Апраксин потягивал вино из бокала, отшучивался:
— Наперво к сему не приворожен я, да уж и пятый десяток разменял. Баб лучше сторониться, меня Пелагеюшка в Москве этим зельем до отвала, почитай, на годик насытила. Как Соломон сказывал: «Утешайся женою юности своей». А ты, чаю, все по девкам озоруешь?
Меншиков заржал:
— Ты-то откель ведаешь? Умеючи надобно. — Залпом осушил бокал, зачавкал моченым прошлогодним яблоком. — А так-то ты верно сказываешь. — Меншиков оглянулся на дверь, зашептал: — Бабы, они все дрянь. Сам-то вон благоверность к Монсихе питает, а эта курва хвостом виляет.
Апраксин закашлялся:
— Знать, верный слушок мне братец нашептал в Москве, насчет саксонца-то?
Меншиков, нахмурившись, прижал палец к губам, молча кивнул головой, схватил штоф и взахлеб выпил остатки…
В конце мая заложили на верфи новый корабль по царским чертежам. Петр торжественно объявил:
— Нарекаем его по имени нашего первенца, «Старым Орлом», а главным етроителем назначаем Федосея.
Рядом, на соседних стапелях, заложили два семи-десятипушечных корабля, и царь поручил строить их молодому англичанину Козенцу, которого давно звал в Воронеж.
Спустя две недели, в начале лета, Петр уезжал к войскам. Накануне собрал всех адмиралтейских чинов.
— Султан во сне видит, как бы ему вернуть Азов, изгнать нас из Рога Таганьего, устья Донского. Потому и флот Азовский крепить будем далее непрестанно новыми судами. Господин адмиралтеец, изволь своих адмиралов прихватить, — царь кивнул на Крюйса и Реза, — и на построенных кораблях отправиться к Азову. В море стражу выставить, обустраивать крепости, оборону держать от крымцев.
Адмиралтеец Апраксин думал не только о кораблях:
— На такую махину кораблей сколько людей на добно, матросов, офицеров!
— Добро мыслишь, Федор Матвеевич, командиров у нас днем с огнем не сыщешь. Токмо иноземных зазываем. Нынче дело это поправим.
Спустя месяц в Москве Петр подписал указ:
«Великий государь, царь, ревнуя древле во всяком устроении государствие самодержавия своего и иных в Европе ныне содержащихся и премудро тщательно управляемых государей… указал именным своим указом на славу и пользу… быть математических и навигацких, то есть мореходных, хитростно искусств учению… А тех наук ко учению усмотрел избирать добровольно хотящих, иных же паче и со принуждением и учинить неимущим во прокормление поденный корм…»

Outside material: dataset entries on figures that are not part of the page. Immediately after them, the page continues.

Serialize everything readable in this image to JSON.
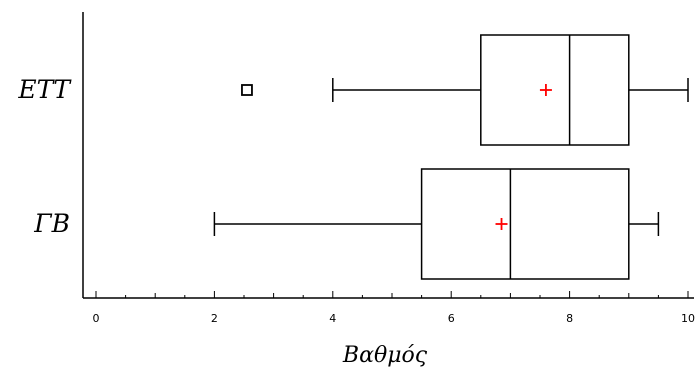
{
  "chart_data": {
    "type": "boxplot",
    "orientation": "horizontal",
    "xlabel": "Βαθμός",
    "xlim": [
      0,
      10
    ],
    "xticks": [
      "0",
      "2",
      "4",
      "6",
      "8",
      "10"
    ],
    "grid": false,
    "series": [
      {
        "category": "ΕΤΤ",
        "whisker_low": 4,
        "q1": 6.5,
        "median": 8,
        "q3": 9,
        "whisker_high": 10,
        "mean": 7.6,
        "outliers": [
          2.55
        ]
      },
      {
        "category": "ΓΒ",
        "whisker_low": 2,
        "q1": 5.5,
        "median": 7,
        "q3": 9,
        "whisker_high": 9.5,
        "mean": 6.85,
        "outliers": []
      }
    ],
    "colors": {
      "box": "#000000",
      "mean_marker": "#ff0000",
      "outlier": "#000000"
    }
  }
}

Подписав указ, вызвал Федора Головина: — Принимай под начало школу сию Навигацкую, учителя засиделись без дела, — чай, знаешь их англицких математиков знатных, Андрей Форварсон со товарищами. Разместишься в Кадашевских палатах в Замоскворечье, на первый случай.
На Воронежских верфях время для Петра летело стремительно. Там он отдыхал и душой, и телом. С утра до сумерек не покидал верфи. То брался за топор и долото, подгонял по месту шпангоуты, бимсы, пиллерсы,[16]становился на помосте рядом с конопатчиками, хватал чекмарь — молоток, лебезу — железную пластину, загонял в пазы между досками обшивки просмоленную пеньку.